School of History
ANU College of Arts and Social Sciences
Dr Alexander Cook is a Lecturer in the School of History, Research School of Social Sciences, and is affiliated with the Centre for European Studies, the Centre of Early Modern Studies and the French Research Cluster.
Dr Cook is an intellectual and cultural historian whose interests centre upon Britain, France and their colonial worlds from the eighteenth century. He is interested in politics and political thought, empire, consumption and culture amongst other things. He studies and teaches the Enlightenment and the French Revolution. Much of his personal research is focused upon the social history of ideas. Dr Cook analyses the way in which ideas, texts and images are taken up, adapted and used in social situations. He also has a strong interest in the uses of history in both the past and the present.
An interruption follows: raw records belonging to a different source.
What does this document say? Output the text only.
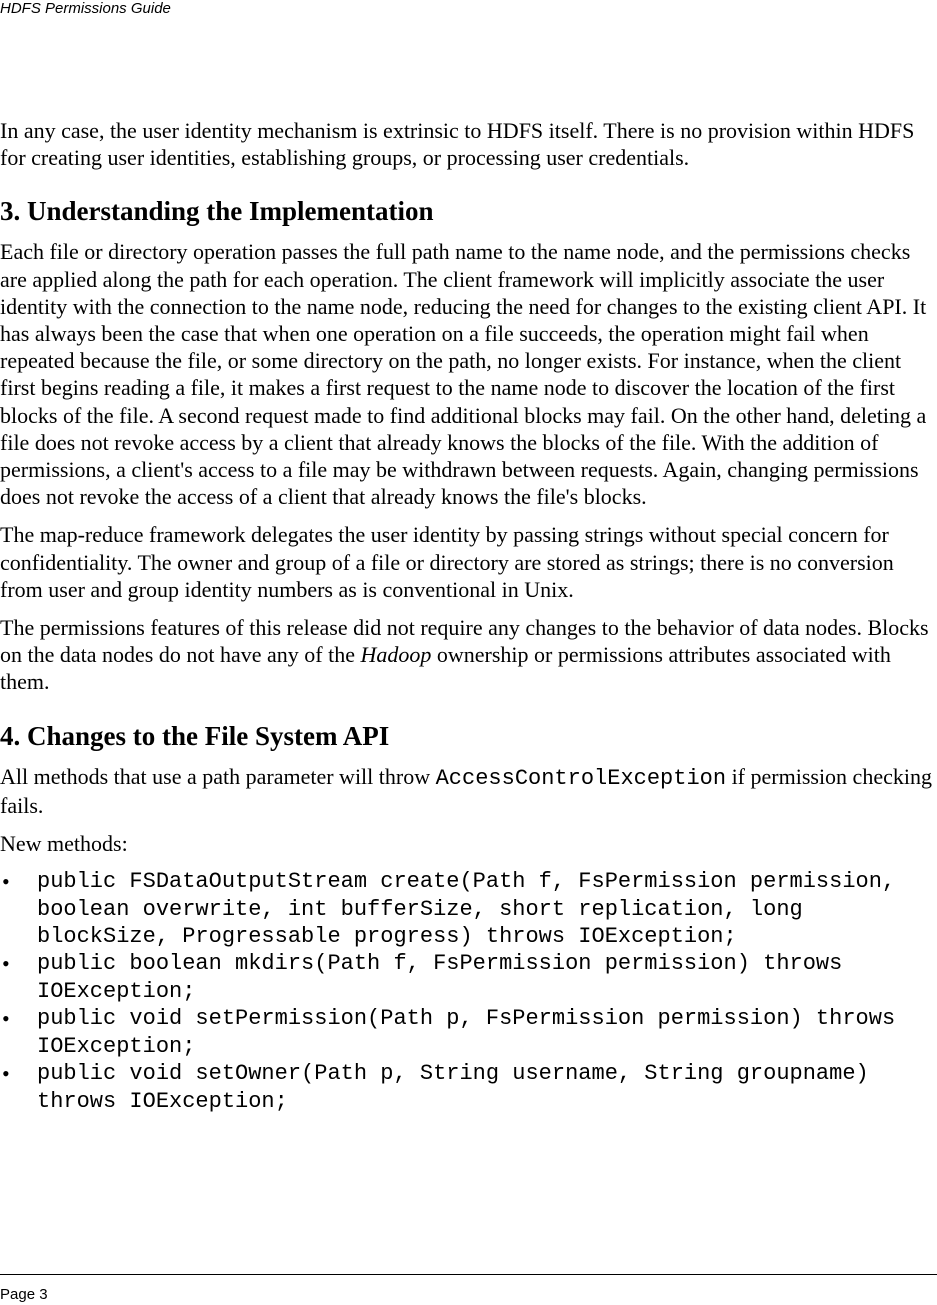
HDFS Permissions Guide

In any case, the user identity mechanism is extrinsic to HDFS itself. There is no provision within HDFS for creating user identities, establishing groups, or processing user credentials.

3. Understanding the Implementation

Each file or directory operation passes the full path name to the name node, and the permissions checks are applied along the path for each operation. The client framework will implicitly associate the user identity with the connection to the name node, reducing the need for changes to the existing client API. It has always been the case that when one operation on a file succeeds, the operation might fail when repeated because the file, or some directory on the path, no longer exists. For instance, when the client first begins reading a file, it makes a first request to the name node to discover the location of the first blocks of the file. A second request made to find additional blocks may fail. On the other hand, deleting a file does not revoke access by a client that already knows the blocks of the file. With the addition of permissions, a client's access to a file may be withdrawn between requests. Again, changing permissions does not revoke the access of a client that already knows the file's blocks.

The map-reduce framework delegates the user identity by passing strings without special concern for confidentiality. The owner and group of a file or directory are stored as strings; there is no conversion from user and group identity numbers as is conventional in Unix.

The permissions features of this release did not require any changes to the behavior of data nodes. Blocks on the data nodes do not have any of the Hadoop ownership or permissions attributes associated with them.

4. Changes to the File System API

All methods that use a path parameter will throw AccessControlException if permission checking fails.

New methods:

• public FSDataOutputStream create(Path f, FsPermission permission, boolean overwrite, int bufferSize, short replication, long blockSize, Progressable progress) throws IOException;
• public boolean mkdirs(Path f, FsPermission permission) throws IOException;
• public void setPermission(Path p, FsPermission permission) throws IOException;
• public void setOwner(Path p, String username, String groupname) throws IOException;
Page 3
He completed graduate study at the University of Cambridge. During this time he also participated in a range of historical projects with the BBC and worked on exhibitions at the National Library of Australia and the National Museum of Australia. After a brief period as a post-doctoral scholar at the University of Queensland, Dr Cook returned to ANU where he now teaches British and European history, as well as historical theory and method.
From 2013 to 2016, Dr Cook served as co-Editor of History Australia, the journal of the Australian Historical Association. From 2017 to 2020 he was President of the George Rude Society, the association for historians of France in Australia.
Dr Cook was a Chief Investigator on the ARC funded Discovery Project ‘Revolutionary Voyages’, a colloborative project involving historians from Australia, France and the United States, which explores the history of scientific expeditions and voyages of discovery during the era of the French Revolution.